Measuring the cortical thickness has long been a topic of interest for neuroscientists. Cortical thickness changes in a characteristic pattern during childhood development and with the progression of neurodegenerative diseases such as Alzheimer’s, HIV/AIDS, and epilepsy [Thompson et al., 2004
]. Recent studies examining changes in cortical thickness over time have revealed the trajectory of diseases in the living brain, and have been used to quantify treatment effects, identifying regions where cortical thickness correlates with age, cognitive deterioration, genotype, or medication.
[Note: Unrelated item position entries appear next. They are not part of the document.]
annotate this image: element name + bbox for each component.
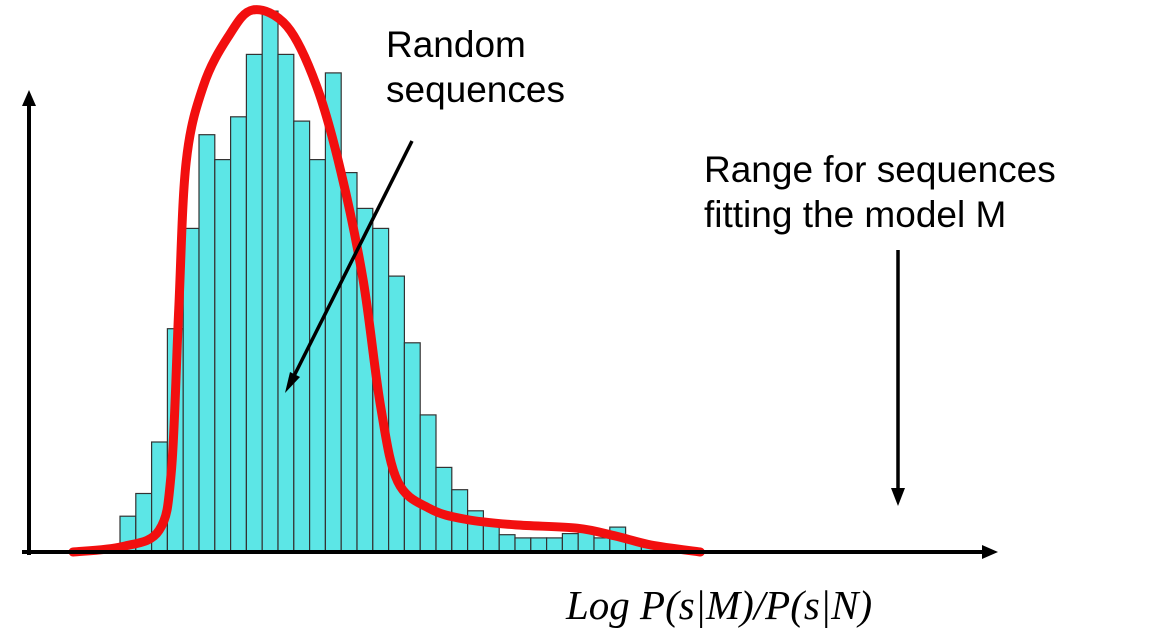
histogram-bar [498,534,516,553]
random-sequences-arrow [291,140,414,379]
histogram-bar [388,275,406,553]
histogram-bar [419,414,437,553]
histogram-bar [198,134,216,553]
x-axis-arrowhead [982,545,998,559]
histogram-bar [309,159,327,553]
histogram-bar [514,537,532,553]
histogram-bar [245,53,263,553]
histogram-bar [293,120,311,553]
histogram-bar [561,532,579,553]
model-range-annotation: Range for sequences fitting the model M [704,147,1056,237]
histogram-bar [182,227,200,553]
histogram-bar [545,537,563,553]
histogram-bar [482,524,500,553]
fit-curve [68,5,705,557]
range-annotation-line-1: Range for sequences [704,149,1056,190]
random-sequences-arrowhead [285,372,300,393]
random-annotation-line-1: Random [386,24,526,65]
histogram-bar [230,116,248,553]
y-axis-arrowhead [22,90,36,106]
x-axis-label: Log P(s|M)/P(s|N) [566,582,873,628]
model-range-arrowhead [891,488,905,506]
histogram-bar [277,53,295,553]
histogram-bar [214,159,232,553]
histogram-bar [593,537,611,553]
random-annotation-line-2: sequences [386,69,565,110]
histogram-bar [403,342,421,553]
random-sequences-annotation: Random sequences [386,22,565,112]
histogram-bar [530,537,548,553]
range-annotation-line-2: fitting the model M [704,194,1007,235]
histogram-bar [261,10,279,553]
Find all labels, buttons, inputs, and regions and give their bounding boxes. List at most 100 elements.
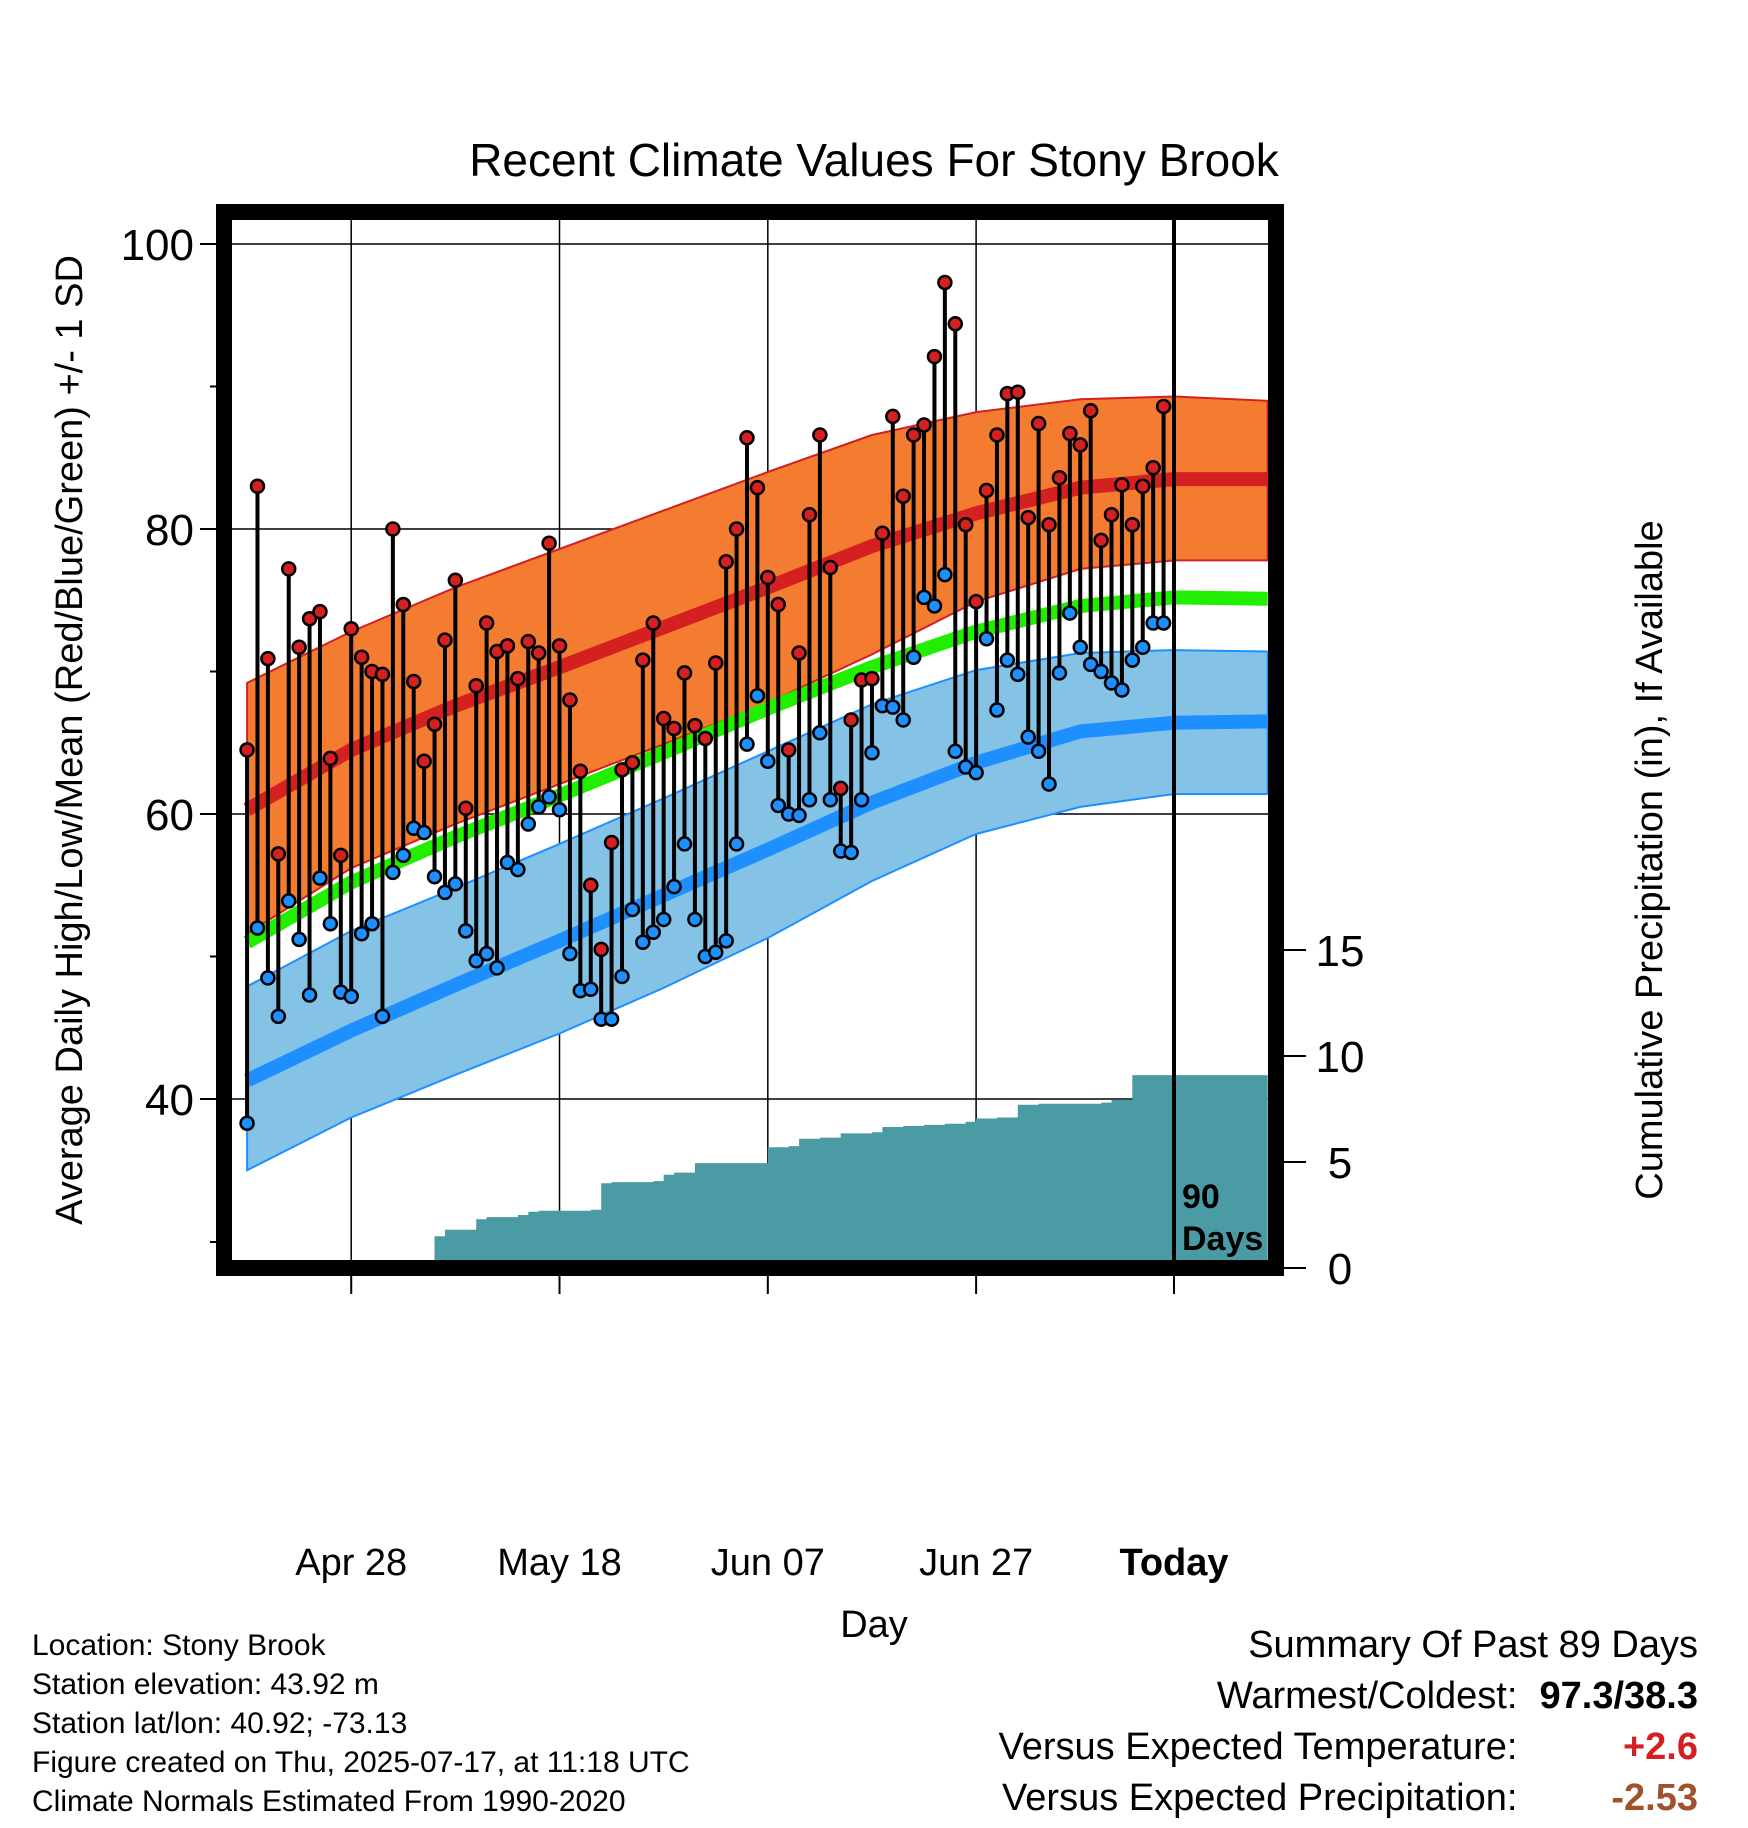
daily-high-point bbox=[645, 615, 661, 631]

Various approaches have recently been proposed to automate this cortical thickness measurement from Magnetic Resonance Imaging (MRI) data, e.g., [Fischl and Dale, 2000
; Jones et al., 2000
; Kabani et al. 2001
; Lohmann et al., 2003
; Yezzi and Prince, 2003
; Lerch and Evans, 2005
; Thorstensen et al., 2006
; Young and Schuff, 2008
]. The limited spatial resolution of most MRI volumes (typically 1–2 mm) makes it difficult to measure cortical thickness accurately, which varies from 2 to 5 mm in different brain regions and is only a few voxels thick in the images. The neuroscience community has not yet agreed on a unique definition of cortical thickness and so far the various methods proposed measure slightly different quantities. What is common among them is that they virtually all perform a pre-segmentation of the white matter (WM), gray matter (GM), and cerebrospinal fluid (CSF), and most extract explicit models of the surfaces between them (i.e., the inner surface between WM and GM and outer surface between GM and CSF). They then use this hard segmentation as the input data for different tissue thickness measurement algorithms (Section II briefly reviews previous work and comments more on this). The disadvantage of this approach is that in the hard segmentation process, information is discarded and decisions are made before measuring the tissue thickness, a significant local error in measured thickness could be introduced by a few misclassified voxels (see Section IV.A for an example).
The approach we adopt here uses a soft pre-labeled/classified volume as the input data, keeping valuable information all the way into the step of measuring tissue thickness. Due to the limited resolution of an MRI volume, many voxels contain partial amounts of two or more tissue types (see [Pham and Bazin, 2004
] and the references therein). Their intensity values give us information about the probability or proportion of those voxels belonging to any of the categories of WM, GM, or CSF. Rather than a (hard) pre-classified volume, we use one containing the probability that each voxel belongs to the GM.1
These probability values have the same precision as the values in the original MRI volume, and therefore we do not discard any useful information. 2
We compute line integrals of the soft classified data, centered at each voxel and in all possible spatial directions, and then consider their minimum as the local cortical thickness at that voxel.
While hard segmentations are often used as part of the analysis, e.g., to warp surfaces for population studies and/or for visualization, many useful statistics can be performed completely avoiding this hard classification, e.g., region-based statistics. Moreover, volumetric warping avoids hard segmentation. Even if hard segmentation is to be performed for other parts of the analysis, the errors produced by it need not to be transferred to the tissue thickness computation. This error transfer is common in the techniques mentioned below and avoided with our proposed framework.
In Section II, we review previous work on cortical thickness measurement. Section III describes our proposed framework, and experimental results are presented in Section IV. Section V concludes with a review of the contributions, and finally the implementation is covered in detail in the Appendix
An early conference version of this work was published in [Aganj et al., 2008
]. Here, we extend this work with more validation and comparisons. In addition, the implementation of the algorithm is provided in detail, and a new technique to find the GM skeleton is introduced.